One formerly prominent member of the Church of Scientology in Israel, who was forced out of the Church last year (after an internal battle during which the entire Haifa branch was declared “Suppressive Persons”), argues that the no-holds-barred approach toward the field of psychiatry on display does not effectively advance Scientology’s true message regarding psychiatry.
“We have a disagreement with psychiatry. That is a fact,” says this person, who is now an “independent Scientologist,” and spoke on condition of anonymity because, he said, of “complicated internal issues.” “But the Church has taken this position to an extreme point,” he says. “Maybe there are abuses – but most psychiatrists are not evil or sadistic. The Church… always needs a reason to mobilize against an enemy. It’s a way to keep everyone…in line.”
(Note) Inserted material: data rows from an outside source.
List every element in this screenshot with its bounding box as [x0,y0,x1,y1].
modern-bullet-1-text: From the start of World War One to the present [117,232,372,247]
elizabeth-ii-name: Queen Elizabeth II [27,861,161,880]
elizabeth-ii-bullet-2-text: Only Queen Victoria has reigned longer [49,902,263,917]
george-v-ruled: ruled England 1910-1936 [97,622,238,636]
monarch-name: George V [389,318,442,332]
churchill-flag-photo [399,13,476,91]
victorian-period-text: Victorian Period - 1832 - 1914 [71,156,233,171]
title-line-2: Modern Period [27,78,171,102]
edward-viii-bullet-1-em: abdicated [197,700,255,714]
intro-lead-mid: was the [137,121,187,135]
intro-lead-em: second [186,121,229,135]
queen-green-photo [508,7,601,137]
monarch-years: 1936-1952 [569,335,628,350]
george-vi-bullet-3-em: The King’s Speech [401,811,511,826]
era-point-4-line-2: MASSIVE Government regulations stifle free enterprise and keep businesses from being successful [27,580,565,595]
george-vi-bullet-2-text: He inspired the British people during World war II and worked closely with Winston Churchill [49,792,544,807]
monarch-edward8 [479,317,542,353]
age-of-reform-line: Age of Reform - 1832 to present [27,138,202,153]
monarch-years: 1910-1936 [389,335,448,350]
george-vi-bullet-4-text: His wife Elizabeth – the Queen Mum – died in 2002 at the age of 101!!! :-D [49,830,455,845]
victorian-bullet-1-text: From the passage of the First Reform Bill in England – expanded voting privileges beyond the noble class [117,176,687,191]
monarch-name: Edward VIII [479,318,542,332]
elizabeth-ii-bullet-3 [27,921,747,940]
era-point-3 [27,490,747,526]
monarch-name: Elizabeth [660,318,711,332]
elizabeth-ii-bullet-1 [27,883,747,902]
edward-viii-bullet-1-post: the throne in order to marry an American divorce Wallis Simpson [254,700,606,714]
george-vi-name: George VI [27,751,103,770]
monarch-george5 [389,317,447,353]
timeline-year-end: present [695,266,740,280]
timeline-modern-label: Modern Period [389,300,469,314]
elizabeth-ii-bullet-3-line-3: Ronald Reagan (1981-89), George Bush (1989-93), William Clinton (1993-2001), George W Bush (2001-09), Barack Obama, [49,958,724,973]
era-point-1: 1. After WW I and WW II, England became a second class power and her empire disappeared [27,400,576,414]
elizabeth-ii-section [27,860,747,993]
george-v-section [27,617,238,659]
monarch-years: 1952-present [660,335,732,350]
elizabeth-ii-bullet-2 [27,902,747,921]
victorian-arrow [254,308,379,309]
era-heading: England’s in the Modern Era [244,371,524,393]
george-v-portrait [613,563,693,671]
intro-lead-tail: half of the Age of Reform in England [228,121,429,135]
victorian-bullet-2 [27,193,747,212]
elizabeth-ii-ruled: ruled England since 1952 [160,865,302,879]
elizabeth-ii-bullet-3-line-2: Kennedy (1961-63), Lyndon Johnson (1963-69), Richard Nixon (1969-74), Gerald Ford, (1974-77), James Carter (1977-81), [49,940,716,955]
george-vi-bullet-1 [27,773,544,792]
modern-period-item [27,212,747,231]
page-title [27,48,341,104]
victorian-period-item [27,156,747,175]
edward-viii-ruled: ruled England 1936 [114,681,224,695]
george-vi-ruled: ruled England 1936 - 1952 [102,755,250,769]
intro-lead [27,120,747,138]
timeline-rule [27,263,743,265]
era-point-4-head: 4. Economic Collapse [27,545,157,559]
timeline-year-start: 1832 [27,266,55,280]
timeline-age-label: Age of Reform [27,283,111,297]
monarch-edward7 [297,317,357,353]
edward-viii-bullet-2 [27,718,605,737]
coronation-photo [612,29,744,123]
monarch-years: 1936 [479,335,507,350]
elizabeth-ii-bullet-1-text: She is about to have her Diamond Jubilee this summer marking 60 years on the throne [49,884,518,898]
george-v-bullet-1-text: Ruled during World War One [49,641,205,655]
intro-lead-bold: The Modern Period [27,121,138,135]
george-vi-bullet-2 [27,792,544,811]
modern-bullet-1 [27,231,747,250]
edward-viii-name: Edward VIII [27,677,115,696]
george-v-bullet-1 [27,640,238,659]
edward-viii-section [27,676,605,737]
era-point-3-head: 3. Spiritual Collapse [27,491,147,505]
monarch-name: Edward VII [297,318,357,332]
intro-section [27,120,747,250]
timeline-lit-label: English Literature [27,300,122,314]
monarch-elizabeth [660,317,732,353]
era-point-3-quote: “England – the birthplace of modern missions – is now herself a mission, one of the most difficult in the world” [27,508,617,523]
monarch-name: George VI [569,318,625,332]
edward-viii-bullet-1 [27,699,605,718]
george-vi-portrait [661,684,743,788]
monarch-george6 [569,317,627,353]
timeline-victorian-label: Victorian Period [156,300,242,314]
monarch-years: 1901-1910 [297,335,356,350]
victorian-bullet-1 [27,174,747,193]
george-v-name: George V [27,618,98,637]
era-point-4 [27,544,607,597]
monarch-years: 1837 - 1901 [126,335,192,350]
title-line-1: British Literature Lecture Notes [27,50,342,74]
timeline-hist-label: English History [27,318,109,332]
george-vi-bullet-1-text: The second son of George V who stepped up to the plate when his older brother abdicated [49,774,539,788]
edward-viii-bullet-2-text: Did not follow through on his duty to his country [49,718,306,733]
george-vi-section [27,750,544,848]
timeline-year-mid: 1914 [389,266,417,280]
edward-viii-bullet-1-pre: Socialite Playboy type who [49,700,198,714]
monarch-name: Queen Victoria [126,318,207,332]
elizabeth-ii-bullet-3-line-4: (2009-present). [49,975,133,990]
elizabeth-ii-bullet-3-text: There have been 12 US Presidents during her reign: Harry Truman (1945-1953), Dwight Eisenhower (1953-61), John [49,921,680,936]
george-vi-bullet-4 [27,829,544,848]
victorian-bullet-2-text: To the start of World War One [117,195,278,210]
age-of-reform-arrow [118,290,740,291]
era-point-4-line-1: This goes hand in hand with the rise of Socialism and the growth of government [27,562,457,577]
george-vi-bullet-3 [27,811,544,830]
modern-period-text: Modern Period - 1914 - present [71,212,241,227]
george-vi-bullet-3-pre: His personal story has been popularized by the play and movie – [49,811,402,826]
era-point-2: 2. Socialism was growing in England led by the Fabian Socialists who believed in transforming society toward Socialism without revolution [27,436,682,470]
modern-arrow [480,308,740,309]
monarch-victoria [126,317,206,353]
For the past 27 years, he claims, David Miscavige - leader of the Church since founder L. Ron Hubbard died - has told the faithful that psychiatry’s downfall was imminent. “He said we would have more auditors than psychiatrists. But that’s a joke,” he says, referring to Scientology auditing, a key component of the religion in which people have one-on-one counseling or “auditing” sessions meant to help them reach a condition of “clear,” as in “clear or free from the influences of the reactive mind.”
Fischler dismisses such criticism, arguing that apostates cannot be “credible or reliable sources of evidence,” because they act out “from a personal motivation to vindicate themselves and to regain self-esteem.” He further stresses that Hubbard never suggested Scientology auditing as some sort of alternative to psychiatric care. In fact, the founder of Scientology, Fischler says, “…stated more than once that Scientology is not aimed for the mentally ill, but is intended to make the able more able.” The Church, Fischler adds, sometimes turns down people with “extensive psychiatric history,” because it feels it “cannot help them to our full ability.”
Finally, Fischler defends the explicit and graphic nature of the exhibition, arguing that shocking abuses require shocking measures. “Yad Vashem is not pleasant to go through,” he says, referring to the Holocaust museum in Jerusalem. “Because that subject matter is not pleasant at all either.”